Hedgehog, the cup bearer, has the last word on beauty as the two Chinese poets snore peacefully:   

“Hedgehog poured himself a brimming cup of wine.   ‘I am a floating twig,’ he mused, ‘seeking the eastern sea, and the peaches of immortality.’’


Charles Wyatt is the author of two collections of short fiction, (Listening to Mozart, University of Iowa Press, Swan of Tuonela, Hanging Loose Press), a novella (Falling Stones; the Spirit Autobiography of S.M. Jones, Texas Review Press), and three poetry chapbooks (A Girl Sleeping, Sow’s Ear Poetry Review Chapbook Series, Myomancy, Finishing Line Press, Angelicus ex Machina, Finishing Line Press).  He is the recipient of the Beloit Poetry Journal’s 2010 Chad Walsh Prize and the Writers at Work 2013 Fellowship in Poetry.  A poetry collection, Goldberg-Variations, was published by Carolina Wren Press in 2015.

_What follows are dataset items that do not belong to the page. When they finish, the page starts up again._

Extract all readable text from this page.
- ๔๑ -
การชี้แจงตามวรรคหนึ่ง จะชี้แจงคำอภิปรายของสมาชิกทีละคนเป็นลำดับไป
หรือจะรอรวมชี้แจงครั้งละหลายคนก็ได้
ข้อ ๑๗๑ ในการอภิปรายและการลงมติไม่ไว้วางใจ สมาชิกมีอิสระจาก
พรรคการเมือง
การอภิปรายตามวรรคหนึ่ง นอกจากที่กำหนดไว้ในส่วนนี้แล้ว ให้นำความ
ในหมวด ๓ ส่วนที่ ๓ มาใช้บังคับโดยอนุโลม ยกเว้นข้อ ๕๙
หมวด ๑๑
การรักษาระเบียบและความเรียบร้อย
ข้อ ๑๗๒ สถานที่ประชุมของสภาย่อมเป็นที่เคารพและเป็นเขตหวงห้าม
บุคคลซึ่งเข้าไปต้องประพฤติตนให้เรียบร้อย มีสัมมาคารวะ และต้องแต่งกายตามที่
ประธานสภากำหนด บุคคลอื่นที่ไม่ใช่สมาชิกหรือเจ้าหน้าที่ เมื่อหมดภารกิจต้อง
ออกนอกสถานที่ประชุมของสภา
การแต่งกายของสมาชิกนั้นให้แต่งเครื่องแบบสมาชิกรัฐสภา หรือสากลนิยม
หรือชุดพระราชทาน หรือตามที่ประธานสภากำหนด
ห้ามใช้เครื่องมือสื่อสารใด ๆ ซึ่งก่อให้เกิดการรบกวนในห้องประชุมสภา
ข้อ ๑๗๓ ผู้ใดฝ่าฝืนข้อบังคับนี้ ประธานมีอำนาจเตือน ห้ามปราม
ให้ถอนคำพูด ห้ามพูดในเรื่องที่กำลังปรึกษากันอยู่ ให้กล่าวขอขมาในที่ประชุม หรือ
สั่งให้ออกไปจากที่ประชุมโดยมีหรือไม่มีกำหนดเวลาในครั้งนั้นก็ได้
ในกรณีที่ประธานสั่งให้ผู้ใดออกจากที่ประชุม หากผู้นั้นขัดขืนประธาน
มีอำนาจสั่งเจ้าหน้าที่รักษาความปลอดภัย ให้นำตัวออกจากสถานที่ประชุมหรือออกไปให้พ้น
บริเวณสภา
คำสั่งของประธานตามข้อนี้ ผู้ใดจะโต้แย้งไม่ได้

A graduate of the Curtis Institute of Music (BM), The Philadelphia Musical Academy (MM), and Warren Wilson College (MFA), he has served as visiting writer at Binghamton University, Denison University, The University of Central Oklahoma, Purdue University, and Oberlin College.  He currently teaches in the Low Residency Program of the University of Nebraska Omaha and the Writing Program of UCLA Extension.

Before this, he was principal flutist of the Nashville Symphony for 25 years.